The symplectic basis allows us to express any symplectic form in canonical form, revealing the fundamental simplicity of symplectic linear algebra compared to the more complex classification problems in other geometries.

DefinitionSymplectic Normal Form for Matrices

Let $A: V \to V$ be a linear map on a symplectic vector space. The Williamson normal form theorem states that there exists a symplectic basis in which $A$ takes a canonical block-diagonal form.
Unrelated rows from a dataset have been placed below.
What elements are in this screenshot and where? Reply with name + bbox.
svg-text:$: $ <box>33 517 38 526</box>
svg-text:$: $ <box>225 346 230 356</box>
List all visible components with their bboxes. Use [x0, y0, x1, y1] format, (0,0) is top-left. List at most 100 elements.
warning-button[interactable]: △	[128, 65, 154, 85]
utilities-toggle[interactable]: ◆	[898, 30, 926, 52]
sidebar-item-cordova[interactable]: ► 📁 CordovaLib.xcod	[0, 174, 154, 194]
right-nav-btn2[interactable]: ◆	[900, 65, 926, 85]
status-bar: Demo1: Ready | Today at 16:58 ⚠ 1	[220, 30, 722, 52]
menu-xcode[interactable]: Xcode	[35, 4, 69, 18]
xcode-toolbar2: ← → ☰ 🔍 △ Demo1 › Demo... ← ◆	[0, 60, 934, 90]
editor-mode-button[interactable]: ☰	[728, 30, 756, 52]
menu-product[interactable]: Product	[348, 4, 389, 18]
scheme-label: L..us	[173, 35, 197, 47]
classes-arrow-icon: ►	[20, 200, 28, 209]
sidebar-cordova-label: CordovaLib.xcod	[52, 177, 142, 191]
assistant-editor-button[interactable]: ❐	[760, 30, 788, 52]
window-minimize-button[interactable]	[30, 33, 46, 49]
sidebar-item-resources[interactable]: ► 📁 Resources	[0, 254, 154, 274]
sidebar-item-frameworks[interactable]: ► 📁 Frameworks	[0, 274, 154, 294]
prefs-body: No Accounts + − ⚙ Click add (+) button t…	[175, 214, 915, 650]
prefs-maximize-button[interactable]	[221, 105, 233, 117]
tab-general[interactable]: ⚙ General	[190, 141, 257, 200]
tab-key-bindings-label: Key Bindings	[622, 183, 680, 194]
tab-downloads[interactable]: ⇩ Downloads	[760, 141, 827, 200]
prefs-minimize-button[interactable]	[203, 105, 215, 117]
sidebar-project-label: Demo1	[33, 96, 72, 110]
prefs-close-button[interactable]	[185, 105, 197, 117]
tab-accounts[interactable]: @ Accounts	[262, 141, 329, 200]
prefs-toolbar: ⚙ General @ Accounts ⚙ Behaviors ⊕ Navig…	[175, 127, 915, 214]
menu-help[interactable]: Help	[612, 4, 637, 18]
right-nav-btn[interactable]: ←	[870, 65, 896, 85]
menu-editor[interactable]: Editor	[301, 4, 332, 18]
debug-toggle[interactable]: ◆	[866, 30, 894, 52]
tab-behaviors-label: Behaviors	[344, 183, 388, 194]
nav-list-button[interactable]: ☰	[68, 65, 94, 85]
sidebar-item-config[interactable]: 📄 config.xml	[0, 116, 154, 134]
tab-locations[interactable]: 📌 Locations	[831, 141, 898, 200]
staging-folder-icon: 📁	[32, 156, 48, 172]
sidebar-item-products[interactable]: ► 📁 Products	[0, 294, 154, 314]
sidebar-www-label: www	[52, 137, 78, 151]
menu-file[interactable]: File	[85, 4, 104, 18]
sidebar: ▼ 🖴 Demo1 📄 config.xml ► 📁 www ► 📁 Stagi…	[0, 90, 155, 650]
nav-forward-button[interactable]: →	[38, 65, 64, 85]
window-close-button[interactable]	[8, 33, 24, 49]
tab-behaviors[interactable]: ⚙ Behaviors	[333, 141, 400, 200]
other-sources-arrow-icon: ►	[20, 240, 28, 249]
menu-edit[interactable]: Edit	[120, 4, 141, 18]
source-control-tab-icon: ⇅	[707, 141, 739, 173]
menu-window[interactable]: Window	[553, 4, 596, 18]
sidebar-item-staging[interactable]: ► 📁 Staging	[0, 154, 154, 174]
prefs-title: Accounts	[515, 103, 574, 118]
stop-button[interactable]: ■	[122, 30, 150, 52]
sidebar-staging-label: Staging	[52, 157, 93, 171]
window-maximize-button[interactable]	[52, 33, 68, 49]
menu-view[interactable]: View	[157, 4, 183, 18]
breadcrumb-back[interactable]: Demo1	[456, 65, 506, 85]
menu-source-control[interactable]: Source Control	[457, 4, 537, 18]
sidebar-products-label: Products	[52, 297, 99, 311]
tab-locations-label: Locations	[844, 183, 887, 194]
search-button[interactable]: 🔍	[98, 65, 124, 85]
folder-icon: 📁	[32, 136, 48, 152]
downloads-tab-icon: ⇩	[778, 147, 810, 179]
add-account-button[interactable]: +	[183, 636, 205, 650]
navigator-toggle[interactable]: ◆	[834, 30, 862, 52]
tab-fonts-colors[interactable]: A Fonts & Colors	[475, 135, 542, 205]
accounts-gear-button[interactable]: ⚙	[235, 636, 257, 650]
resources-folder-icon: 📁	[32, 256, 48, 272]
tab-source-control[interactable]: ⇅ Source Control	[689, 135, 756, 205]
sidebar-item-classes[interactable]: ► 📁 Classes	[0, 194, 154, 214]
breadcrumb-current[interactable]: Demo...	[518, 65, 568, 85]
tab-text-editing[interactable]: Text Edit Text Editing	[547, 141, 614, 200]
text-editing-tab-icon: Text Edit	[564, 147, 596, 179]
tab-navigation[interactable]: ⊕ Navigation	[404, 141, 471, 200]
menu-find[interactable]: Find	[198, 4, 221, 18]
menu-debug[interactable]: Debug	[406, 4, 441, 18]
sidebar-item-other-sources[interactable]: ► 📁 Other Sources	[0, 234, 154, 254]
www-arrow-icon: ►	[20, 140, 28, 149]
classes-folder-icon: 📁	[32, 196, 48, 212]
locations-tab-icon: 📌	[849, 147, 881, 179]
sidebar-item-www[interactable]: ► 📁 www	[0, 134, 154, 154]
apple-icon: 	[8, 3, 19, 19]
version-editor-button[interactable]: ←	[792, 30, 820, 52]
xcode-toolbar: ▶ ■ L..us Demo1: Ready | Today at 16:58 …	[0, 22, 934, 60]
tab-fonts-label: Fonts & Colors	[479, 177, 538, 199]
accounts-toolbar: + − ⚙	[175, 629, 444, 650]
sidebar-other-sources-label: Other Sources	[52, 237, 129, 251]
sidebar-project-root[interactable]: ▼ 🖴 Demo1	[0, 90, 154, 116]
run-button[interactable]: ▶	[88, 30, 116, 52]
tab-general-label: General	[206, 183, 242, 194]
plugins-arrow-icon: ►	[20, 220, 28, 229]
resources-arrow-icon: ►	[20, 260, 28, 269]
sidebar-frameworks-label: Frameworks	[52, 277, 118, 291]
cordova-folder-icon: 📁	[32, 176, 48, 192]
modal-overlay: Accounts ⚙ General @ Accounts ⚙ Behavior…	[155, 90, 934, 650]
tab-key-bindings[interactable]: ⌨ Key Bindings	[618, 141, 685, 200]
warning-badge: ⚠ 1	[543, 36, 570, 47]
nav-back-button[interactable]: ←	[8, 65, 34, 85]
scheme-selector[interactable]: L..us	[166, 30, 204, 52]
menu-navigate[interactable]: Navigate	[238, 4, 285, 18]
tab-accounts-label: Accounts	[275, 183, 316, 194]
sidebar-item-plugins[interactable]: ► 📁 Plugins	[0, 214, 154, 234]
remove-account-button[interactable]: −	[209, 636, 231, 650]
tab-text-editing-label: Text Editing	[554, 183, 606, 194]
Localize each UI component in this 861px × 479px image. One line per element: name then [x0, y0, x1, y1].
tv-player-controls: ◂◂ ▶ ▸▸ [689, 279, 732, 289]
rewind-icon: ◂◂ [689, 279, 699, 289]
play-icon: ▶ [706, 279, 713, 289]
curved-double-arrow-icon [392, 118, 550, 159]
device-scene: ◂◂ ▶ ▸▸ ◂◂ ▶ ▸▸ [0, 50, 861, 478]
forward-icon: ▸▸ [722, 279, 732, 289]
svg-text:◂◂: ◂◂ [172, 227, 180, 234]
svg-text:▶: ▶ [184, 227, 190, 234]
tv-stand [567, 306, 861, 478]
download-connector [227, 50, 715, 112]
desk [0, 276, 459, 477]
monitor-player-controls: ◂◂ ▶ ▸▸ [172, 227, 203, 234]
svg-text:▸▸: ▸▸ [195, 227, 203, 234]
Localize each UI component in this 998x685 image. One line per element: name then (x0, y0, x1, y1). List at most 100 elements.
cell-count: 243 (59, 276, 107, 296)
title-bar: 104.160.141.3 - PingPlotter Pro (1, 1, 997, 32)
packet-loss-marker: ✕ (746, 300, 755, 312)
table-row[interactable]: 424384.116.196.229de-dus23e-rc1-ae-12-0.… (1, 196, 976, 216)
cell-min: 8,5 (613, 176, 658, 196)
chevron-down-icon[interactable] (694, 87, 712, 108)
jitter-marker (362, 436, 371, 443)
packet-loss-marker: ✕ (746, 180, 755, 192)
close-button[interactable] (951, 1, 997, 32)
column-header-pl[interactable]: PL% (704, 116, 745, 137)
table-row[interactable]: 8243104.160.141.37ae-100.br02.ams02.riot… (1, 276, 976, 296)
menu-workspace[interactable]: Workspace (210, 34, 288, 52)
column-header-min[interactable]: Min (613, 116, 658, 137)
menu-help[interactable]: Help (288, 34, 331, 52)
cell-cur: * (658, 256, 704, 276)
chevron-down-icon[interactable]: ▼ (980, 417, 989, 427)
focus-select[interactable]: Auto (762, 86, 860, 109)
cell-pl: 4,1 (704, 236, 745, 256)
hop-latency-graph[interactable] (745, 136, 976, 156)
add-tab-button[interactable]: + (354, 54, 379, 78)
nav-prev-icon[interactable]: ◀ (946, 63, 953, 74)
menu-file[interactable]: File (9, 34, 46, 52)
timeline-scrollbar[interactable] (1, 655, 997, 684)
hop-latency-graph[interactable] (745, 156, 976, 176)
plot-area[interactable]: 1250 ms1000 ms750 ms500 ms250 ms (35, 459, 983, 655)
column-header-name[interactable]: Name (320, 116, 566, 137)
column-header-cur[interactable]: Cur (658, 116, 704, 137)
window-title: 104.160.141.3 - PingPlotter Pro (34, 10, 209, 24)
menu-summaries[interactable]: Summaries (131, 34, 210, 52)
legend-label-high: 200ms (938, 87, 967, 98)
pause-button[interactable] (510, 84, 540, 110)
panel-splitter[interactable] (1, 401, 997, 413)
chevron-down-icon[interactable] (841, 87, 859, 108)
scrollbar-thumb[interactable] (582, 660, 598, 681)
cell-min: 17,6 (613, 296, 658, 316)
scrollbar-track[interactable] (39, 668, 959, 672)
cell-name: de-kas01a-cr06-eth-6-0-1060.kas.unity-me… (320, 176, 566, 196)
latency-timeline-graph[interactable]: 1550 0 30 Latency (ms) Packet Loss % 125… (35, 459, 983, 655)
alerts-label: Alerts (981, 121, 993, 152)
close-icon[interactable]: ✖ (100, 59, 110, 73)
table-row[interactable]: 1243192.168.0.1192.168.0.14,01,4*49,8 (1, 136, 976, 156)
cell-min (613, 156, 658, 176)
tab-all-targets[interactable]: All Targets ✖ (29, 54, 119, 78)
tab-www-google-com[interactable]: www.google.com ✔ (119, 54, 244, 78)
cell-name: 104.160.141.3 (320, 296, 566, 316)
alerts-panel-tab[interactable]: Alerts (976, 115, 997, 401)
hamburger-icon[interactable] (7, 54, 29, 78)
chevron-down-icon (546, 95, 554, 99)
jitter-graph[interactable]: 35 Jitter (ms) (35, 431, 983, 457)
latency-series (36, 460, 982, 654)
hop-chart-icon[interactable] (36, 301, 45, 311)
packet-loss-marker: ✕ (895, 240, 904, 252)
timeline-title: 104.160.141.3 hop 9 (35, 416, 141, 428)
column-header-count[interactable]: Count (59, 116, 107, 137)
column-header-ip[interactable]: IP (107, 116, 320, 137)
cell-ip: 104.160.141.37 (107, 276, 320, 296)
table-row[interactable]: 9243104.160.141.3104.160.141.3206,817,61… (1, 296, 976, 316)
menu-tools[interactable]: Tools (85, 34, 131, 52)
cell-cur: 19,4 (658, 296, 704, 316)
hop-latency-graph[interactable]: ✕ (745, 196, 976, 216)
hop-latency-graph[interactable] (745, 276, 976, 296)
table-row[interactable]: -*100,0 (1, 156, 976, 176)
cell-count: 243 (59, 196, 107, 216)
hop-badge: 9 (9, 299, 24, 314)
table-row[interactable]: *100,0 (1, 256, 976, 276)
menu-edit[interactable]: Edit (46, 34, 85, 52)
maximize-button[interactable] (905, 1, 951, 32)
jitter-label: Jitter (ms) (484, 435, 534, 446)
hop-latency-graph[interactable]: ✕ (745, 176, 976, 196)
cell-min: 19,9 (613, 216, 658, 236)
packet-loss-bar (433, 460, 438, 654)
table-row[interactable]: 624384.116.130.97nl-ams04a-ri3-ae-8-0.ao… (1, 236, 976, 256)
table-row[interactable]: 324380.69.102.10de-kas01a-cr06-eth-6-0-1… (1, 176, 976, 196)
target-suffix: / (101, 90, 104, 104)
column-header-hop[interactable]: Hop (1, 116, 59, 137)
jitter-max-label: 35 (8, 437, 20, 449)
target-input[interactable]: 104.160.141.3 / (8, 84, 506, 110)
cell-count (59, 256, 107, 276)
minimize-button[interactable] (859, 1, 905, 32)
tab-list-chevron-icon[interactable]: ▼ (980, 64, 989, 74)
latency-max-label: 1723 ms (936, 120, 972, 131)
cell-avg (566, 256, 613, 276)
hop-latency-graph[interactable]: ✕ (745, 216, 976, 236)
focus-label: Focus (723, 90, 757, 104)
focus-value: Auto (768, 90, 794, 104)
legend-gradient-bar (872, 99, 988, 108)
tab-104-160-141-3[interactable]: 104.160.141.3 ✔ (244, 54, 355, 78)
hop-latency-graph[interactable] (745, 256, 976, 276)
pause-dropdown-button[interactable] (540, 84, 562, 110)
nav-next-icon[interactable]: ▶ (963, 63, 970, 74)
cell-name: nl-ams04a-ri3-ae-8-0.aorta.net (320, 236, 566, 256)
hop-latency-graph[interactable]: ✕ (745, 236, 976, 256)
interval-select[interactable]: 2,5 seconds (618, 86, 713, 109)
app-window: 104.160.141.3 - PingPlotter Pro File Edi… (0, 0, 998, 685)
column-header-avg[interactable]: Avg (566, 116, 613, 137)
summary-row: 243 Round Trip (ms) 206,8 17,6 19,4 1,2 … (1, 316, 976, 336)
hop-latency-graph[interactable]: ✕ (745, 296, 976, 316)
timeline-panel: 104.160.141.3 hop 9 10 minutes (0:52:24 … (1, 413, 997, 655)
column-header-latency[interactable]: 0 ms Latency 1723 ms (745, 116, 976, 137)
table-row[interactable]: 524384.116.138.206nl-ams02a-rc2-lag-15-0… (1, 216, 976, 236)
For symmetric positive-definite $A$ (relevant in optics and mechanics), the form is:

$A = \bigoplus_{i=1}^n \lambda_i \begin{pmatrix} 1 & 0 \\ 0 & 1 \end{pmatrix}$

with $\lambda_i > 0$ called the symplectic eigenvalues.

ExampleApplication to Gaussian States

In quantum mechanics, Gaussian states are characterized by their covariance matrices, which are positive-definite symmetric matrices on phase space. The symplectic eigenvalues determine the purity and entanglement properties of the quantum state.

For a two-mode system with covariance matrix $\Gamma$ , the symplectic eigenvalues $\nu_1, \nu_2$ satisfy:

$\nu_1, \nu_2 \geq 1$

with equality if and only if the state is pure (a coherent or squeezed state).

The canonical forms for symplectic matrices are richer than those for symmetric or orthogonal matrices. A symplectic matrix may have real eigenvalues, complex eigenvalues on the unit circle, or complex eigenvalues with modulus different from 1, but the eigenvalues always appear in quartets $(\lambda, \bar{\lambda}, 1/\lambda, 1/\bar{\lambda})$ .

Remark

The symplectic spectrum of a matrix $A \in \text{Sp}(2n, \mathbb{R})$ has the reciprocal symmetry: if $\lambda$ is an eigenvalue, so is $1/\lambda$ . This reflects the preservation of the symplectic volume form $\omega^n$ .

DefinitionComplex Structures Compatible with $\omega$

A complex structure $J: V \to V$ (satisfying $J^2 = -I$ ) is compatible with $\omega$ if:

$\omega(Jv, Jw) = \omega(v, w)$ for all $v, w \in V$
$g(v, w) := \omega(v, Jw)$ defines an inner product on $V$

The space of compatible complex structures is non-empty and contractible.